Development of a SARS‐CoV‐2 viral dynamic model for patients with COVID‐19 based on the amount of viral RNA and viral titer

Abstract

AbstractThe target‐cell limited model, which is one of the mathematical modeling approaches providing a quantitative understanding of viral dynamics, has been applied to describe viral RNA profiles of the severe acute respiratory syndrome coronavirus 2 (SARS‐CoV‐2) in previous studies. However, these models have been developed mainly using patient data from the early phase of the pandemic. Furthermore, no reports focused on the profiles of the viral titer. In this study, the dynamics of both viral RNA and viral titer were characterized using data reflecting the current clinical situation in which the Omicron variant has become epidemic and vaccines for SARS‐CoV‐2 have become available. Consecutive data for 5212 viral RNA levels and 5216 viral titers were obtained from 720 patients with coronavirus disease 2019 (COVID‐19) in a phase II/III study for ensitrelvir. Our model assumed that productively infected cells would produce only infectious viruses, which could be transformed into non‐infectious viruses, and has been used to describe the dynamics of both viral RNA levels and viral titer.
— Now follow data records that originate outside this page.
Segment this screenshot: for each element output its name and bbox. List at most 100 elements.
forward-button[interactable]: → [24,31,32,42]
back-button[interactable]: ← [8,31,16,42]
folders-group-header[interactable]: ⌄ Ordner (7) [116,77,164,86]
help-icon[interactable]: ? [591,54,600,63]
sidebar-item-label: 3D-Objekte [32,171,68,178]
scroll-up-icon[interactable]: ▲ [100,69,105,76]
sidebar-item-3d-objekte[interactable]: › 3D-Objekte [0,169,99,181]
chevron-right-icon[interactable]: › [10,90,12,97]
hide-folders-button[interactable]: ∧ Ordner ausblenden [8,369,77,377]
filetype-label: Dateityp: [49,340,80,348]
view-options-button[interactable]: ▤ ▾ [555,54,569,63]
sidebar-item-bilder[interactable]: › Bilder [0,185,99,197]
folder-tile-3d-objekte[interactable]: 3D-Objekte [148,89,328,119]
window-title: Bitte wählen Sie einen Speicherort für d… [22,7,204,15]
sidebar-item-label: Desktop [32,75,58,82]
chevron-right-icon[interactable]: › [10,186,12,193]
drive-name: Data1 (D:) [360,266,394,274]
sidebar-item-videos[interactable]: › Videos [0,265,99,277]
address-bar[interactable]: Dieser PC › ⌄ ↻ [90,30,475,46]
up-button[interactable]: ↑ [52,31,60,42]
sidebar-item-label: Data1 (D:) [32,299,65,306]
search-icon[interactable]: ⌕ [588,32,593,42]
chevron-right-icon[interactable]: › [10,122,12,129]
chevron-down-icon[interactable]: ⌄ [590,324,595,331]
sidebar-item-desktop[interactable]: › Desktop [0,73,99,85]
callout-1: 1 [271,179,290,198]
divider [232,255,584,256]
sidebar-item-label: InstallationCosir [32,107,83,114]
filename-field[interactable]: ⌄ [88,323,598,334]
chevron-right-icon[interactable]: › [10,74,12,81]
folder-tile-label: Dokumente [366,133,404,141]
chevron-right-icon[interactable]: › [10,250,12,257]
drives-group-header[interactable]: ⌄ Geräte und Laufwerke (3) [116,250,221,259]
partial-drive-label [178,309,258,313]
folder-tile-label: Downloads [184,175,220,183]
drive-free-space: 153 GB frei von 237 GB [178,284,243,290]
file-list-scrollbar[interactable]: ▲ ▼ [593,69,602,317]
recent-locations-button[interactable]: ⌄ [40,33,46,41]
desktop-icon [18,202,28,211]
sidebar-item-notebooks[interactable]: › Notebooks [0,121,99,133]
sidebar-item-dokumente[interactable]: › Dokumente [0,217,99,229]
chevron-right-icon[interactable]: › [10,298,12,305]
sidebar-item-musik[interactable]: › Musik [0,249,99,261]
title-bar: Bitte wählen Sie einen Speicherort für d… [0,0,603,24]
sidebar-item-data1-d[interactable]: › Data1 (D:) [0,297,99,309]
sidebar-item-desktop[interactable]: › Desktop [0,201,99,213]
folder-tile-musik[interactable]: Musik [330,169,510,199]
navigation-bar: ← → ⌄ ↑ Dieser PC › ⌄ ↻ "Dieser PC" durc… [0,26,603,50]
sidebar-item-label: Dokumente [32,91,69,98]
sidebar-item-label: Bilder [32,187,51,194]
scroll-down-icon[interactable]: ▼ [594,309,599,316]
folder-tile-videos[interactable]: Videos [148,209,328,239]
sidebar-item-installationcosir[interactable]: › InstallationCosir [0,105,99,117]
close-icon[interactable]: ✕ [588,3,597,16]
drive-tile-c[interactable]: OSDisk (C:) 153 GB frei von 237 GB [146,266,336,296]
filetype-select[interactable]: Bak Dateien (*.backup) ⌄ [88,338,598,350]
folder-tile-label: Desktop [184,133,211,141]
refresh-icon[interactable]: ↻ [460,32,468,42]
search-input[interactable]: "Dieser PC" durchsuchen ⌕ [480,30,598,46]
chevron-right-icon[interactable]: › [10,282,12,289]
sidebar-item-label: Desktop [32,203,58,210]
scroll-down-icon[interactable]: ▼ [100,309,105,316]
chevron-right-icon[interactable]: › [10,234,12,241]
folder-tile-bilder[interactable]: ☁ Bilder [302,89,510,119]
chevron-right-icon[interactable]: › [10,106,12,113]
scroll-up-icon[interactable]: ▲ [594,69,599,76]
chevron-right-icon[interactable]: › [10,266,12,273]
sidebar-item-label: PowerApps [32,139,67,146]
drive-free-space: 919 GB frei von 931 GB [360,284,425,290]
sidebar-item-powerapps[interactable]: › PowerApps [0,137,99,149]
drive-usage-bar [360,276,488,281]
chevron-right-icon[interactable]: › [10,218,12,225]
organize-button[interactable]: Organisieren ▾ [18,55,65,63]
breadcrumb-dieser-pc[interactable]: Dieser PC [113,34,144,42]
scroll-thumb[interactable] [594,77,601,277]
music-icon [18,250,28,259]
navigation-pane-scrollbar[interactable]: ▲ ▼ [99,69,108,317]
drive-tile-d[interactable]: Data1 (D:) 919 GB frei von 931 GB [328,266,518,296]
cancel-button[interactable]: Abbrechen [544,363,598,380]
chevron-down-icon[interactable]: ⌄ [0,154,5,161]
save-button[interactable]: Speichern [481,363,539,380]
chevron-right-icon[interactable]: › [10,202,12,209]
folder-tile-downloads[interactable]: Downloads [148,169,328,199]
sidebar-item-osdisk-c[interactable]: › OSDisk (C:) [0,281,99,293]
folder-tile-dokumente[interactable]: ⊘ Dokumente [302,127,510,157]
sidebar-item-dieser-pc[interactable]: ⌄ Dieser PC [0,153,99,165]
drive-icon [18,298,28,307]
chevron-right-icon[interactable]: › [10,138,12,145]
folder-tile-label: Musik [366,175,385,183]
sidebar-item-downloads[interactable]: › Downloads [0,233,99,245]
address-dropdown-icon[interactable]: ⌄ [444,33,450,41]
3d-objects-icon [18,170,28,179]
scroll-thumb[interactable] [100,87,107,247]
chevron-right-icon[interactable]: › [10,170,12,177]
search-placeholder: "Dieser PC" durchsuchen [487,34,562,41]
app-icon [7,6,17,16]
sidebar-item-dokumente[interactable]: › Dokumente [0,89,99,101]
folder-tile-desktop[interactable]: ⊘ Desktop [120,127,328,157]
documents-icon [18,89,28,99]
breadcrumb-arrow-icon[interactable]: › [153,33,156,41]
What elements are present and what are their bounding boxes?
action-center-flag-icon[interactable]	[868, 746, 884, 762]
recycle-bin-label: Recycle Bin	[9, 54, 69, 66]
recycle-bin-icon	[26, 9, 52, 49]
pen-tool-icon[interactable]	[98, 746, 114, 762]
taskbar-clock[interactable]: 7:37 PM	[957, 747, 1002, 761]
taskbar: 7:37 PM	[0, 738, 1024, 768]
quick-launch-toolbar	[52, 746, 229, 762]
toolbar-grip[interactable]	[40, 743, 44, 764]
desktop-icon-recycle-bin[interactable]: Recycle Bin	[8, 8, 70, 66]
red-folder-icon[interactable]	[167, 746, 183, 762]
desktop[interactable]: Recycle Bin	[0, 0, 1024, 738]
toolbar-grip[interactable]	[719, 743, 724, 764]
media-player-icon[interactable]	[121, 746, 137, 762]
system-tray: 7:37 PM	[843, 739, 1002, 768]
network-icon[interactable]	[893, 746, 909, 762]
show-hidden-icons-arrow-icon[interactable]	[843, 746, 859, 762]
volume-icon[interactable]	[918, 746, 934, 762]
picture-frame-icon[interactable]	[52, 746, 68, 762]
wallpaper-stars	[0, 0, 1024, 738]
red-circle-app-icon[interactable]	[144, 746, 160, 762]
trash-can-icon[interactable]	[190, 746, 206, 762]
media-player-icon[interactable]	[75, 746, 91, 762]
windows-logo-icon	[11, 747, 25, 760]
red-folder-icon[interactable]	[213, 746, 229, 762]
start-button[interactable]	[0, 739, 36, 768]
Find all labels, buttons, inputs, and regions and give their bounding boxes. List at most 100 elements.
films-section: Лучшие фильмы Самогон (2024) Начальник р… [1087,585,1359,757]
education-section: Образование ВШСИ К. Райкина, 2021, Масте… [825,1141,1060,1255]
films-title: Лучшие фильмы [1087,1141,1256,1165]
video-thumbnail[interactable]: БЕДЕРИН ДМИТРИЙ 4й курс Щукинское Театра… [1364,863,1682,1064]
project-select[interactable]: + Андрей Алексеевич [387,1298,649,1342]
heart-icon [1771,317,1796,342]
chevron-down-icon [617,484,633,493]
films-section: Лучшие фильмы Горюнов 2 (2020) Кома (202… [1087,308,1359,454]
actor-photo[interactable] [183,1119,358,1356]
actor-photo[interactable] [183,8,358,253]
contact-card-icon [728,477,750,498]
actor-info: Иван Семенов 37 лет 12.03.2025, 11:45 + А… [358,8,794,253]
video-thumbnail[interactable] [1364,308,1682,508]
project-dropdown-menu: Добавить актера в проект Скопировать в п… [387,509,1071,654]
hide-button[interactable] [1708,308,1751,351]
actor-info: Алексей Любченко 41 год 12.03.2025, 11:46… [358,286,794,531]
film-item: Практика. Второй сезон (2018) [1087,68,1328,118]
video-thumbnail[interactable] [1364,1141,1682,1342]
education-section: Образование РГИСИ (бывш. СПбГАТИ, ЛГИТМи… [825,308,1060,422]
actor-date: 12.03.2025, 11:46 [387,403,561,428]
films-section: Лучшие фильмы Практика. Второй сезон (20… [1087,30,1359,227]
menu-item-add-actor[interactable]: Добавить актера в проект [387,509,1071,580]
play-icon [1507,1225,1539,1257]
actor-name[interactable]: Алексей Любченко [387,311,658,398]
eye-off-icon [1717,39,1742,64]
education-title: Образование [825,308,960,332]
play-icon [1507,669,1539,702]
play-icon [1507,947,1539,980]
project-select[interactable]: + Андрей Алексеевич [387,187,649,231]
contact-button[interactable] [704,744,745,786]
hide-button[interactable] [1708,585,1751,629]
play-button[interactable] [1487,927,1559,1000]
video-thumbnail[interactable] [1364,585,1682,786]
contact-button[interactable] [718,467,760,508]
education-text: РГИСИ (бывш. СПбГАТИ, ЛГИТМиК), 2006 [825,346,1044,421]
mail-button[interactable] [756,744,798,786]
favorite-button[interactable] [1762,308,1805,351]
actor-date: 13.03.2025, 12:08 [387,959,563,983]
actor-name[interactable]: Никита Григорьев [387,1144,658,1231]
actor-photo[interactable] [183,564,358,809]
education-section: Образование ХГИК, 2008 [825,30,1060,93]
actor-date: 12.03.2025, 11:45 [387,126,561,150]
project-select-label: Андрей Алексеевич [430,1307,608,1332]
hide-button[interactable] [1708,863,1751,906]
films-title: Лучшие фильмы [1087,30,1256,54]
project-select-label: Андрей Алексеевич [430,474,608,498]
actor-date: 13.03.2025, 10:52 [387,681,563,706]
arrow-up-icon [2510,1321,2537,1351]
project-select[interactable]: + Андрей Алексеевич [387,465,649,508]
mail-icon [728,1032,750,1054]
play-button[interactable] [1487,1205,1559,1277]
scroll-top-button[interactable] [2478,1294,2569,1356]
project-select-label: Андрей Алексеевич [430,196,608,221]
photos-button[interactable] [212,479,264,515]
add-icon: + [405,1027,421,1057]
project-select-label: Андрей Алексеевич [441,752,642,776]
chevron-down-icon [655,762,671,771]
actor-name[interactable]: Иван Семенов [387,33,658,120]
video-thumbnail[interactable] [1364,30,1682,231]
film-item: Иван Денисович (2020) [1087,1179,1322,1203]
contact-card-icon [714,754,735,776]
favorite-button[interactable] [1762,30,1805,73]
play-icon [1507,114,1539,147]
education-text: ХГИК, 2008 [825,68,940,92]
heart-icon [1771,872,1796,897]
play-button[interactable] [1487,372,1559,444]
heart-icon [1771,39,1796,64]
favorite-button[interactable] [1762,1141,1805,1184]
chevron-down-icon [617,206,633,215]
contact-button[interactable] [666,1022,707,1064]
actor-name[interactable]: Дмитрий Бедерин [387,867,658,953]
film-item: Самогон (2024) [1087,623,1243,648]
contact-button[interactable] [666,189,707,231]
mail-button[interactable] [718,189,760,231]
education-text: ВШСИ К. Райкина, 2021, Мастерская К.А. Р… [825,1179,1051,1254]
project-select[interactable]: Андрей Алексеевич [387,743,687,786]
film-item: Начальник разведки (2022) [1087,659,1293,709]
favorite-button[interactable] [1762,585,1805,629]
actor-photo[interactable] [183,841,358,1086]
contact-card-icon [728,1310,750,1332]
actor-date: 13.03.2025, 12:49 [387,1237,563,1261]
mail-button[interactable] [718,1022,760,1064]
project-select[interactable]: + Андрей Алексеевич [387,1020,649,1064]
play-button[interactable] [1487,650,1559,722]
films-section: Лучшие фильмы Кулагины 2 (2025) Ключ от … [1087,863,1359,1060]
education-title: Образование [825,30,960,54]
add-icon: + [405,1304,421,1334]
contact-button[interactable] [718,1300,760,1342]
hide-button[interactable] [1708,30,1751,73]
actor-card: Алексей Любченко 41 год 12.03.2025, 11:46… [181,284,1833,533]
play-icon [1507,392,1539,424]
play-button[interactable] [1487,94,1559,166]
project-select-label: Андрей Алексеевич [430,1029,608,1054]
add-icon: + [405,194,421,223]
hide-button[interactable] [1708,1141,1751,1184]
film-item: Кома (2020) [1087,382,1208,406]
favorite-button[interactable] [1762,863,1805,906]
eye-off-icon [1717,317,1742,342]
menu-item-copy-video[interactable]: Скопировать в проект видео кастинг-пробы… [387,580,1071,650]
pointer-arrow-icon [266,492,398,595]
The time from infection to symptom onset (tinf) of unvaccinated patients was estimated to be 3.0 days, which was shorter than that of the vaccinated patients. The immune‐related parameter as a power function for the vaccinated patients was 1.1 times stronger than that for the unvaccinated patients. Our model allows the prediction of the viral dynamics in patients with COVID‐19 from the time of infection to symptom onset. Vaccination status was identified as a factor influencing tinf and the immune function.